6. En troisième lieu, aux termes de l’article L. 6142-1 du code de la santé publique : « Les centres hospitaliers et universitaires sont des centres de soins où, dans le respect des malades, sont organisés les enseignements publics médical et pharmaceutique et post-universitaire, ainsi que, sans préjudice des attributions des autres établissements de recherche et d’enseignement, la recherche médicale et pharmaceutique et les enseignements para-médicaux. / Ils sont aménagés conformément à la mission ainsi définie. ».
7. La convention litigieuse, qui a pour objet d’organiser les modalités de prise en charge des patients en urologie à la suite de la décision de fermeture du service d’urologie du site nord du CHU, n’a ni pour objet ni pour effet de mettre fin à l’enseignement universitaire de l’urologie à La Réunion. Par suite, le moyen tiré de la méconnaissance des dispositions de l’article L. 6142-1 du code de la santé publique doit être écarté comme inopérant.
8. En quatrième lieu, aux termes de l’article L. 1110-2 du code de la santé publique : « La personne malade a droit au respect de sa dignité. ».
9. D’une part, aux termes de l’article L. 1111-4 de ce code : « Toute personne prend, avec le professionnel de santé et compte tenu des informations et des préconisations qu’il lui fournit, les décisions concernant sa santé. / Toute personne a le droit de refuser ou de ne pas recevoir un traitement. Le suivi du malade reste cependant assuré par le médecin, notamment son accompagnement palliatif. () ». Aux termes de l’article L. 1110-8 dudit code : « Le droit du malade au libre choix de son praticien et de son établissement de santé et de son mode de prise en charge, sous forme ambulatoire ou à domicile, en particulier lorsqu’il relève de soins palliatifs au sens de l’article L. 1110-10, est un principe fondamental de la législation sanitaire. / Les limitations apportées à ce principe par les différents régimes de protection sociale ne peuvent être introduites qu’en considération des capacités techniques des établissements, de leur mode de tarification et des critères de l’autorisation à dispenser des soins remboursables aux assurés sociaux. ».

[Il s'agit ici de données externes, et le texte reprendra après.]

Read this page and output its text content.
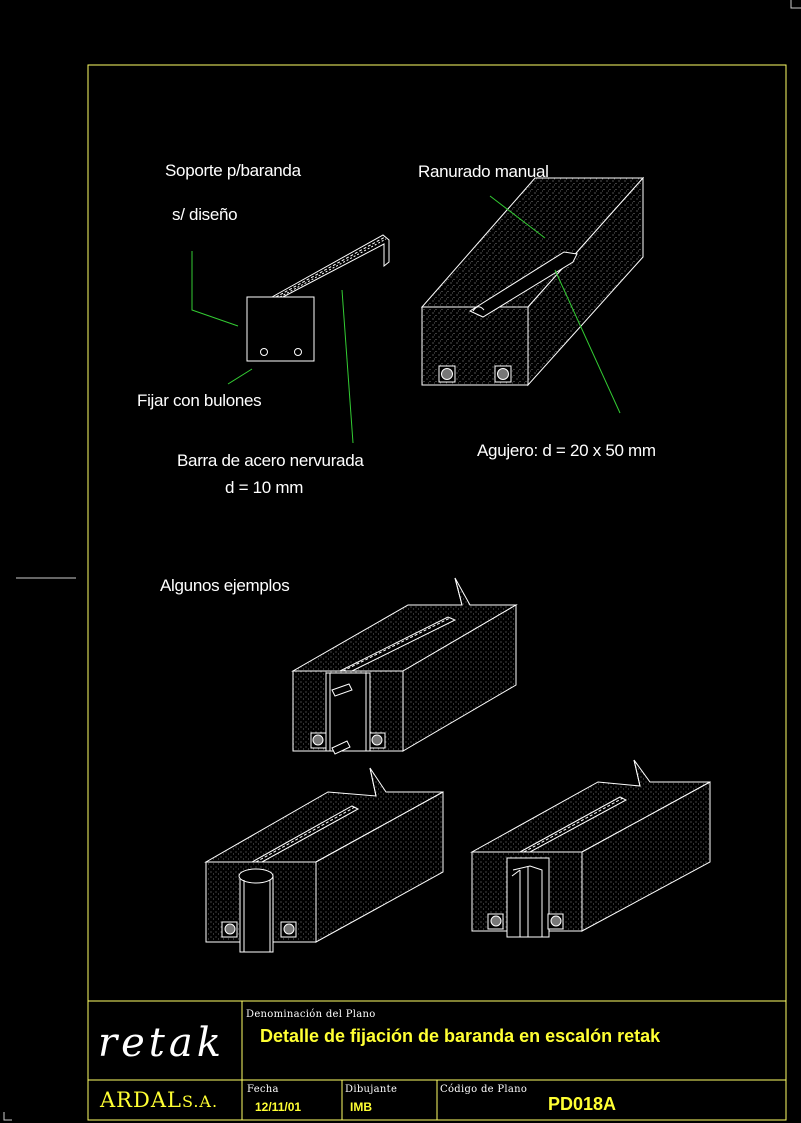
Soporte p/baranda
s/ diseño
Fijar con bulones
Barra de acero nervurada
d = 10 mm
Ranurado manual
Agujero: d = 20 x 50 mm
Algunos ejemplos
Denominación del Plano
Detalle de fijación de baranda en escalón retak
retak
ARDALS.A.
Fecha
12/11/01
Dibujante
IMB
Código de Plano
PD018A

10. La convention de partenariat conclue entre le CHU et le groupe privé Clinifutur n’a ni pour objet ni pour effet d’imposer aux patients le recours à un praticien, à un établissement de santé ou à un mode de prise en charge, les patients conservant la possibilité d’être soignés via le CHU avec le concours des urologues libéraux du groupe Clinifutur, ou de recourir à un autre praticien. Par suite, et alors qu’il résulte de l’instruction que le CHU a parallèlement mené une démarche d’information et de réorientation des patients du service d’urologie leur permettant de poursuivre librement leur parcours de soins dans l’établissement de leur choix, les requérants ne sont pas fondés à soutenir que la convention litigieuse porte atteinte au droit des patients à prendre les décisions les concernant garanti par les dispositions citées au point précédent.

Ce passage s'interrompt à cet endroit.